Advisers Grow Business Despite Market Conditions

Sixty percent of advisers agree the U.S. is already in a recession, but their clients are continuing to save for retirement, according to a survey released today by OppenheimerFunds, Inc.

A release from OppenheimerFunds said 40% of advisers believe that the stock market has bottomed out. A large percentage (91%) of advisers think the current market crisis is being felt globally, with 61% indicating it will get worse in the U.S. before it gets better. However, the majority (82%) think the current crisis is short-term and will last less than three months to one year.

“While recent fiscal and monetary action has helped to stabilize the financial system, we aren’t in the clear yet,” said Brian Levitt, economist. “It is one thing to prevent a financial crisis and another thing to reaccelerate the economy.”


Market Response


More than half of advisers (53%) say they believe the U.S. dollar will continue to deteriorate. Of those, 89% are advising clients to diversify by adding global exposure into their portfolios, the release said. Almost all (97%) of advisers have recommended to clients that current conditions could be a good buying opportunity in some areas on the market. While attractive investment opportunities might exist, investors need to be selective, Levitt said.

The data suggest that a downturn is expected from advisers: Three-fourths advisers expect to see a losing year every three to five years, and 23% expect to see one every six to 10 years.

About half (49%) of advisers indicated that no one is to blame for the ups and downs of the current market, but one-quarter of the advisers blame banks. Others blame corrupt executives (12%), President Bush and the government (7%), and the Federal Reserve (4%).


Client Activity


Despite the difficult market environment, advisers are not losing clients. Clients are still focusing on the long-term goal of retirement despite any woes in the short-term.

Of those surveyed, 44% reported adding 5 to 10 new clients to their book so far in 2008 and 25% added more than 10. The wealth of this new business is in retirement savings, the release said. Advisers said 93% of their current clients are still saving for retirement, and most of the clients (92%) value diversification.

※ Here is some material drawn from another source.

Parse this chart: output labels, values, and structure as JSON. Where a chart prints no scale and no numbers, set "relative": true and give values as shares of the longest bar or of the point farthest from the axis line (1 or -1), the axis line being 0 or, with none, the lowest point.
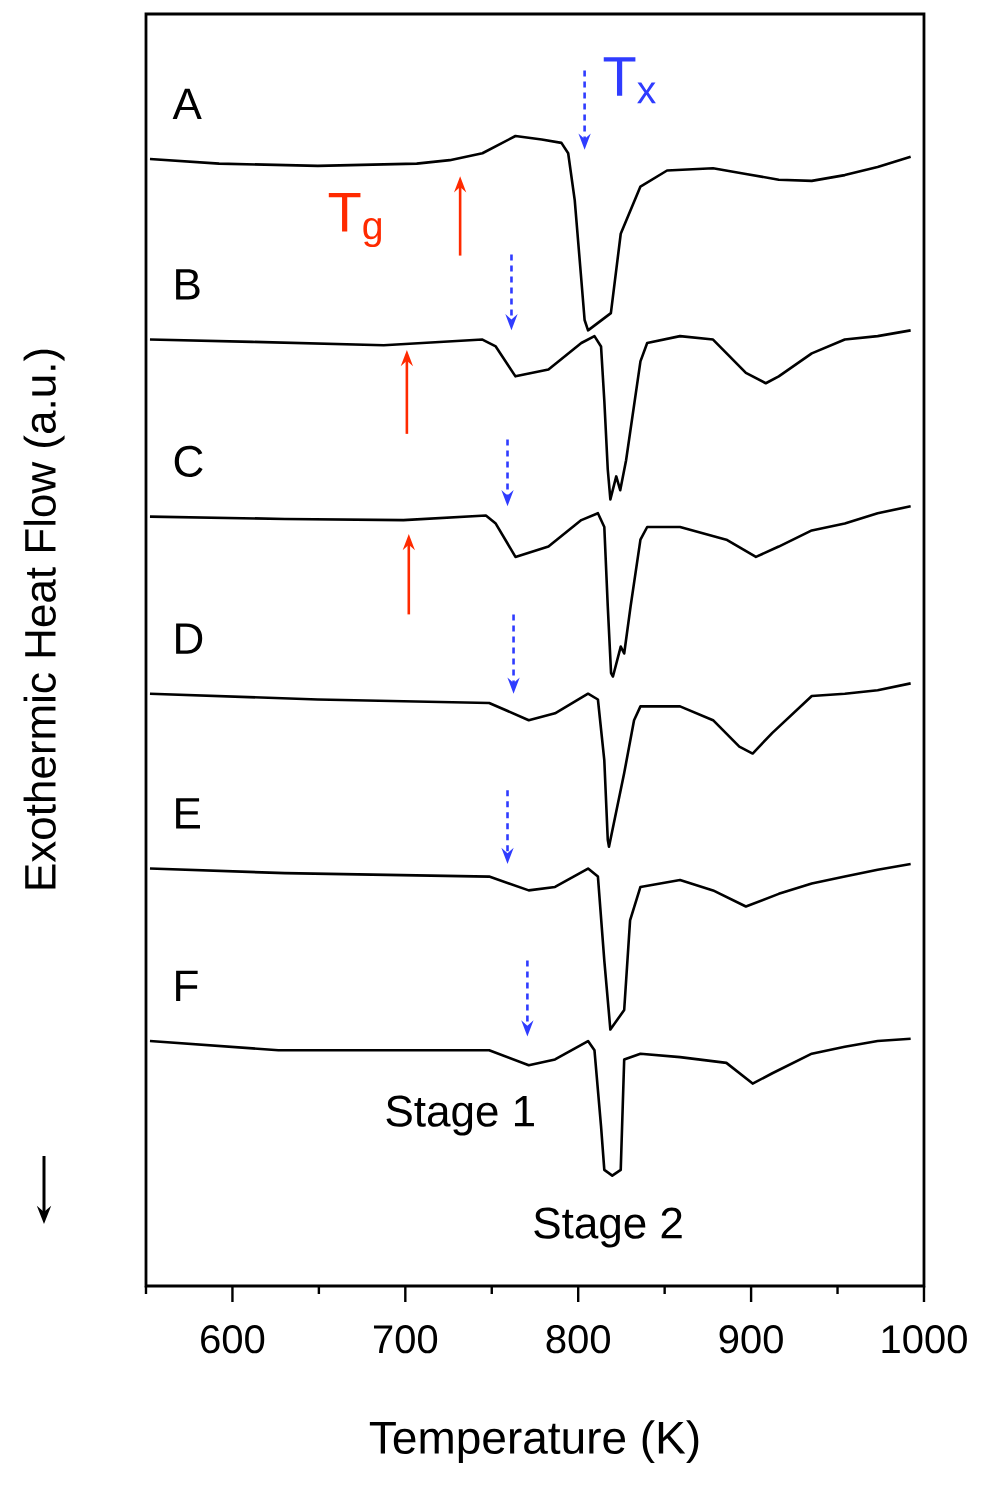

In terms of what clients are doing with their money specifically, 71% of advisers report that 0 to 5% of clients are taking money out of mutual funds, OppenheimerFunds said. Of the money being taken out, 53% is in the form of exchanges and 47% are redemptions. Most exchanges (30%) were into U.S. equities, followed by money market funds (27%), global equities (20%), other U.S. fixed income (13%), international fixed income (8%), and, lastly, U.S. treasuries (3%).

Levitt said investors should consider opportunities in the large-cap growth sector, which are trading at reasonable valuations and have the ability to grow their business without concerns about credit availability.


What’s Next?


Looking ahead, advisers’ top concerns for the remainder of 2008 are: higher taxes (68%), inflation (67%), and the credit crunch (64%). Also, 49% believe that the election year is contributing to the current financial crisis.